Whether you do it before you hit the studio or at the studio before the session, the drum kit will need some time to be prepped so it will sound it’s best. Here’s a simple checklist from my Recording Engineer’s Handbook to follow to prep your drums before you set up any mics.
- Have the heads on all the drums been changed? Be sure to change at least the top heads before recording. Just adding new heads can make the difference between a flat out-of-tune kit and one that absolutely sings.

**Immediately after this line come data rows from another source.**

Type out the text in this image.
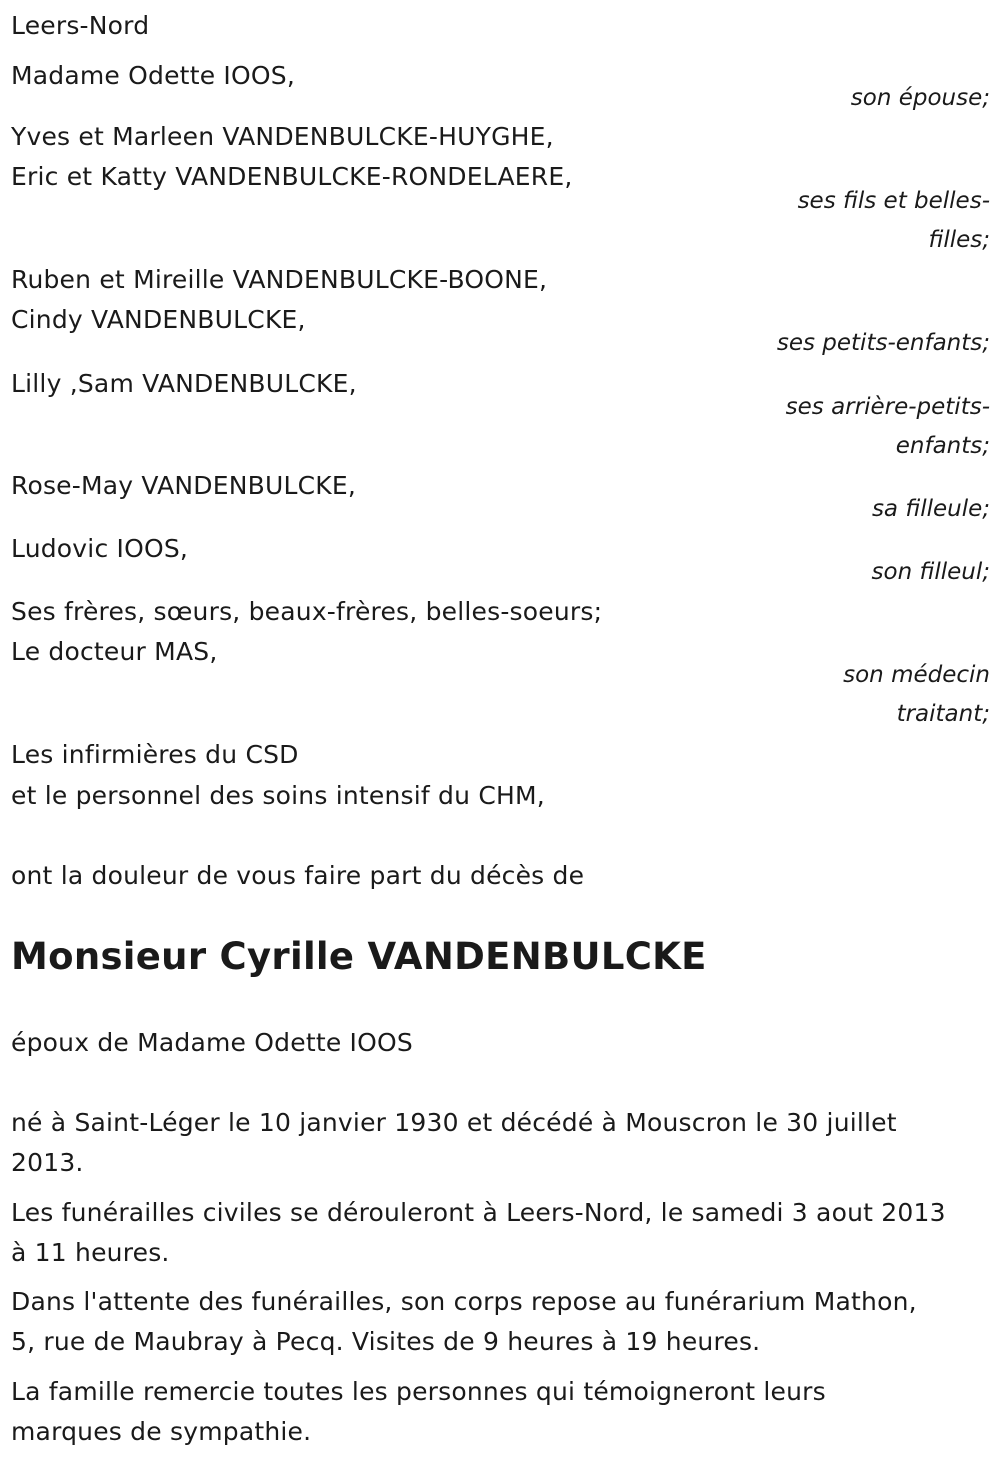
Leers-Nord
Madame Odette IOOS,
son épouse;
Yves et Marleen VANDENBULCKE-HUYGHE,
Eric et Katty VANDENBULCKE-RONDELAERE,
ses fils et belles-
filles;
Ruben et Mireille VANDENBULCKE-BOONE,
Cindy VANDENBULCKE,
ses petits-enfants;
Lilly ,Sam VANDENBULCKE,
ses arrière-petits-
enfants;
Rose-May VANDENBULCKE,
sa filleule;
Ludovic IOOS,
son filleul;
Ses frères, sœurs, beaux-frères, belles-soeurs;
Le docteur MAS,
son médecin
traitant;
Les infirmières du CSD
et le personnel des soins intensif du CHM,
ont la douleur de vous faire part du décès de
Monsieur Cyrille VANDENBULCKE
époux de Madame Odette IOOS
né à Saint-Léger le 10 janvier 1930 et décédé à Mouscron le 30 juillet
2013.
Les funérailles civiles se dérouleront à Leers-Nord, le samedi 3 aout 2013
à 11 heures.
Dans l'attente des funérailles, son corps repose au funérarium Mathon,
5, rue de Maubray à Pecq. Visites de 9 heures à 19 heures.
La famille remercie toutes les personnes qui témoigneront leurs
marques de sympathie.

- Have the drums been tuned? Are they tuned to work with the other drums in the kit? Do you have a strategy for tuning or are you just tuning by ear? If you’re not sure, it’s best to either hire someone who’s an expert at it, or at least have a goal in mind of where the tuning is going before you start.
- Are there any sympathetic vibrations occurring? Tune the drums so that any drum that’s hit does not cause another to ring. A well-tuned kit will exhibit this characteristic and lead to a much tighter drum recording.

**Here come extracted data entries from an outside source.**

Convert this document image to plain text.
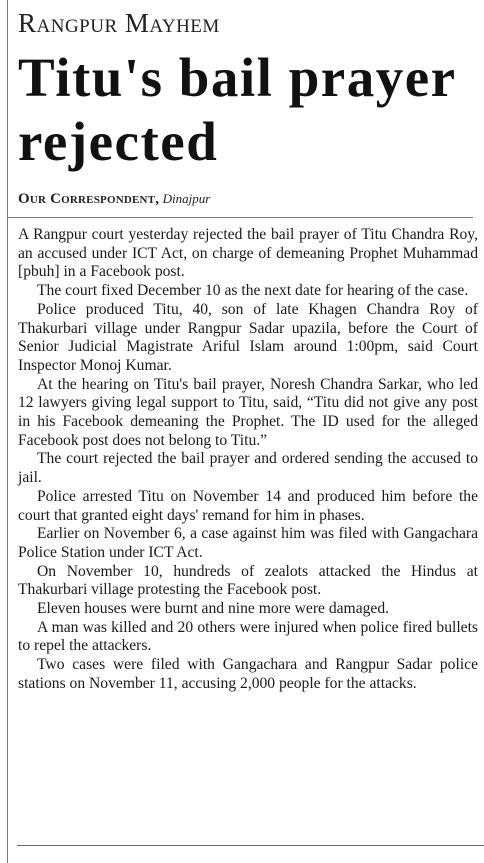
Rangpur Mayhem
Titu's bail prayer rejected
Our Correspondent, Dinajpur

A Rangpur court yesterday rejected the bail prayer of Titu Chandra Roy, an accused under ICT Act, on charge of demeaning Prophet Muhammad [pbuh] in a Facebook post.

The court fixed December 10 as the next date for hearing of the case.

Police produced Titu, 40, son of late Khagen Chandra Roy of Thakurbari village under Rangpur Sadar upazila, before the Court of Senior Judicial Magistrate Ariful Islam around 1:00pm, said Court Inspector Monoj Kumar.

At the hearing on Titu's bail prayer, Noresh Chandra Sarkar, who led 12 lawyers giving legal support to Titu, said, “Titu did not give any post in his Facebook demeaning the Prophet. The ID used for the alleged Facebook post does not belong to Titu.”

The court rejected the bail prayer and ordered sending the accused to jail.

Police arrested Titu on November 14 and produced him before the court that granted eight days' remand for him in phases.

Earlier on November 6, a case against him was filed with Gangachara Police Station under ICT Act.

On November 10, hundreds of zealots attacked the Hindus at Thakurbari village protesting the Facebook post.

Eleven houses were burnt and nine more were damaged.

A man was killed and 20 others were injured when police fired bullets to repel the attackers.

Two cases were filed with Gangachara and Rangpur Sadar police stations on November 11, accusing 2,000 people for the attacks.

- Is there an unwanted ring? Sometimes a drum just rings the wrong way no matter how you tune it. Suppress it with a bit of tape, a muffling ring, or Moongel.

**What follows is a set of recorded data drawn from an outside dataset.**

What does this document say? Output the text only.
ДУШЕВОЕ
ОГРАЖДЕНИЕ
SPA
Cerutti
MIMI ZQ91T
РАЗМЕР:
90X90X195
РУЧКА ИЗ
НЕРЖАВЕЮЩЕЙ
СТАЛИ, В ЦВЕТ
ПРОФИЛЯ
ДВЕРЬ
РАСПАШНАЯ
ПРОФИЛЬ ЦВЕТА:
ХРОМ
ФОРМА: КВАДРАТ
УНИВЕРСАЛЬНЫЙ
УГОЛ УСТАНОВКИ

- Is the hardware quiet? Once again, squeaky hardware can make you crazy during a playback if it’s heard during a quiet section. If your hardware isn’t as quiet as you want it to be, spray it with a lubricant like WD-40 to suppress or eliminate the noise.
- Is the level of the cymbals all the same? This can be a nightmare for engineers during mixing. Studio drummers typically have thinner cymbals that have the same level when struck. Road drummers tend to use heavier cymbals that don’t break, but also don’t sound as good in the studio. Either way, balance the level with a mixture of lighter or heavier cymbals as needed.
- Is there another snare drum available? Studio drummers might bring a dozen snare drums to a session, since one will be the perfect sound for the song. Make sure at least one other snare is available for the session.
It can take anywhere from a few minutes to a few hours to prep your drums before a session, but however long it takes, it’s necessary time that’s well-spent towards capturing an excellent drum recording.